Speaking of melting, I saw the coolest thing. Dave’s glass is coming alive under the torch. It’s in the flame, and it’s glowing like an aura or a rainbow, and the colors are shifting and changing, shimmering and twirling. What began as a shapeless blob is now plainly going to be a fat pipe with form, design and color. Around the rim of the molten bowl, glass melts and ripples like lava. And Dave’s putting those color-dot-things around the equator of the bowl. You know, those knobby things of color on glass pieces? He did a red one, then a green one, then blue and so on. And each time, he held the color-stick to the side of the bowl, working in the flame–always in the flame– varying its length, temperature and intensity. Then he pulls the color stick out with pliers, but the tip remains trapped in the sticky glass.

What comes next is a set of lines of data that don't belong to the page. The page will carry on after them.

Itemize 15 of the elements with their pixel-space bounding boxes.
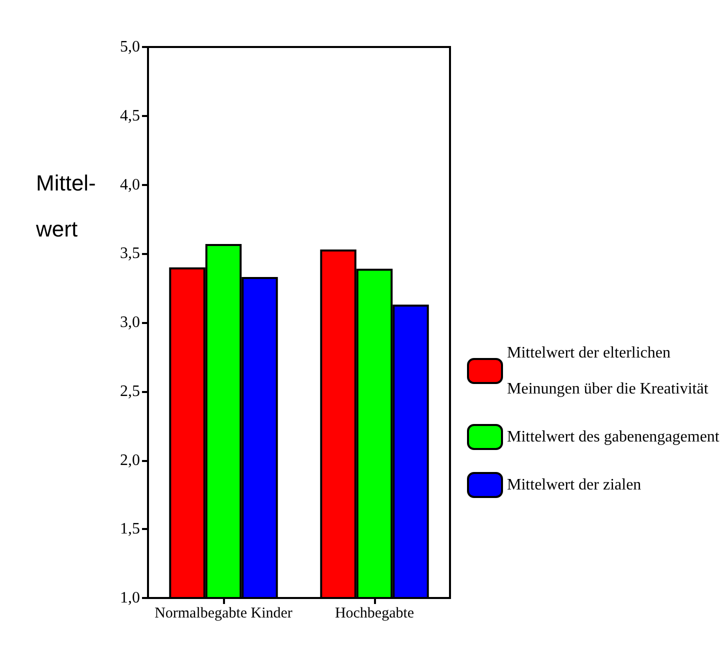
y-axis-title: Mittel- wert: [35, 170, 96, 242]
x-tick-label: Hochbegabte: [334, 606, 414, 622]
legend-label: Mittelwert des gabenengagement: [507, 428, 720, 446]
y-tick-label: 3,0: [120, 314, 140, 331]
y-tick-label: 4,0: [120, 176, 140, 194]
y-tick-label: 2,5: [120, 382, 140, 400]
y-tick-label: 1,0: [120, 590, 140, 606]
y-tick-label: 3,5: [120, 245, 140, 262]
x-tick-label: Normalbegabte Kinder: [154, 606, 292, 622]
y-tick-label: 5,0: [120, 38, 140, 56]
legend-label: Mittelwert der zialen: [507, 476, 642, 494]
y-tick-label: 1,5: [120, 520, 140, 538]
y-tick-label: 4,5: [120, 107, 140, 124]
y-tick-label: 2,0: [120, 452, 140, 469]
legend-label: Mittelwert der elterlichen Meinungen über die Kreativität: [507, 344, 709, 398]
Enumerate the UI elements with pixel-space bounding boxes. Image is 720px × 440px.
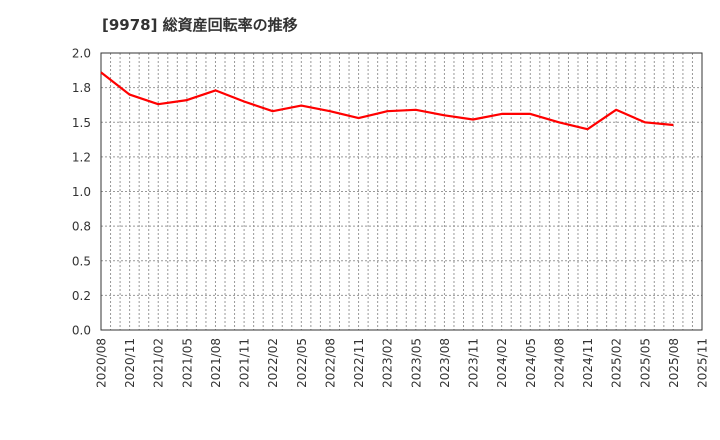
x-tick-label: 2023/02 bbox=[381, 338, 395, 388]
x-tick-label: 2025/02 bbox=[610, 338, 624, 388]
y-tick-label: 1.8 bbox=[72, 81, 91, 95]
x-tick-label: 2024/08 bbox=[552, 338, 566, 388]
x-tick-label: 2021/08 bbox=[209, 338, 223, 388]
x-tick-label: 2023/08 bbox=[438, 338, 452, 388]
y-axis-tick-labels: 0.0 0.2 0.5 0.8 1.0 1.2 1.5 1.8 2.0 bbox=[72, 47, 91, 338]
x-tick-label: 2025/05 bbox=[638, 338, 652, 388]
x-tick-label: 2023/11 bbox=[467, 338, 481, 388]
plot-frame bbox=[100, 52, 703, 331]
x-tick-label: 2020/08 bbox=[95, 338, 109, 388]
y-tick-label: 0.8 bbox=[72, 220, 91, 234]
x-tick-label: 2020/11 bbox=[123, 338, 137, 388]
x-axis-tick-labels: 2020/08 2020/11 2021/02 2021/05 2021/08 2021/… bbox=[95, 338, 710, 388]
x-tick-label: 2023/05 bbox=[409, 338, 423, 388]
horizontal-gridlines bbox=[101, 87, 702, 296]
y-tick-label: 1.5 bbox=[72, 116, 91, 130]
x-tick-label: 2022/02 bbox=[266, 338, 280, 388]
x-tick-label: 2021/02 bbox=[152, 338, 166, 388]
y-tick-label: 1.2 bbox=[72, 150, 91, 164]
x-tick-label: 2022/11 bbox=[352, 338, 366, 388]
y-tick-label: 0.0 bbox=[72, 324, 91, 338]
chart-title: [9978] 総資産回転率の推移 bbox=[102, 16, 298, 34]
x-tick-label: 2022/08 bbox=[323, 338, 337, 388]
x-tick-label: 2024/05 bbox=[524, 338, 538, 388]
x-tick-label: 2025/08 bbox=[667, 338, 681, 388]
x-tick-label: 2022/05 bbox=[295, 338, 309, 388]
y-tick-label: 1.0 bbox=[72, 185, 91, 199]
y-tick-label: 0.5 bbox=[72, 254, 91, 268]
x-tick-label: 2021/11 bbox=[238, 338, 252, 388]
series-line-total-asset-turnover bbox=[100, 71, 674, 131]
x-tick-label: 2024/11 bbox=[581, 338, 595, 388]
x-tick-label: 2021/05 bbox=[180, 338, 194, 388]
x-tick-label: 2024/02 bbox=[495, 338, 509, 388]
y-tick-label: 0.2 bbox=[72, 289, 91, 303]
x-tick-label: 2025/11 bbox=[696, 338, 710, 388]
y-tick-label: 2.0 bbox=[72, 47, 91, 61]
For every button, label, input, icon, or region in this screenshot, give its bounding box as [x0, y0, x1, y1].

“Whoaa,” he starts yelling. “Who’s yo daddy? Who’s yo Daddy!”

I’m tellin’ ya, that guy is a trip.

Now check this out. Dave picks a gold coin up with tongs, straight up twenty-four karat gold, and sticks it in the torch with the pipe. Molten gold flecks drip around the base of the bowl, which he keeps spinning of course. And on top it’s all purple, crimson and ruby-colored. The bomb, dude, the bomb. Time kinda stands still when you’re watching that stuff, know what I mean?

That’s the part where he held the figure still momentarily and pushed the reamer into the glass. Dude, that becomes the bowl. Is that sweet or what? I have never seen anything like that in my life. And then you just poke your little carburetor hole on the side and presto! You got a pipe.

And all the while Dave’s rapping about the trip to Jamaica he and some homies took a few weeks ago, talking about this swimming pool where the chicks went topless, and you jump in it from a ledge and swim over to a big wall of water vines and you climb up them and that’s where the bar is! Would that be sweet or what?

So the guy with the Kush, he knew Tammi somehow, and he says to Dave: “Hey, who’s Tammi’s new boyfriend?” and Dave about came unglued.

“What the fuck are you talking about, crack ho?”

“Nothing … I just saw her having a drink with a guy at a bar last week. Chill, dude.”

“At the Club Fusion, down on 13th?” Dave shot back.

“Yeah, I guess that was it.”

“Her band had a gig there,” Dave said. “The guy you saw her with was probably in the band, that’s all.”

But that did it for Dave. Agitation showed in his frown and furrowed brow, and at the same time he seemed confused. He glanced around the room like seeing it fresh for the first time … like waking up from a dream, you know what I mean? He looked at us and the dog, and we’re all holding our breaths like Hey, What’s up brother? Peace in the hood, right?

And Dave scratches his head. “I’m gonna go show Tammi this piece,” he says, and we’re going “Yeah, good idea, bro, go show Tammi,” trying not to laugh. I mean, it wasn’t funny, but it was funny. Does that make any sense?

So he shuts the torch off and walks out, and Ted and I look at each other and go, “Oh Shit!” and start cracking up big-time--not at Dave--but because the incredible tension was suddenly gone.

And Ted says, “Can you believe it?” and I am shaking my head back-and-forth, rolling my eyes in disbelief, free of a great burden, the weight of the world off our shoulders, brother--the weight of the world.

So what’s up? Hey, I got some of those ‘shrooms. Wanna party?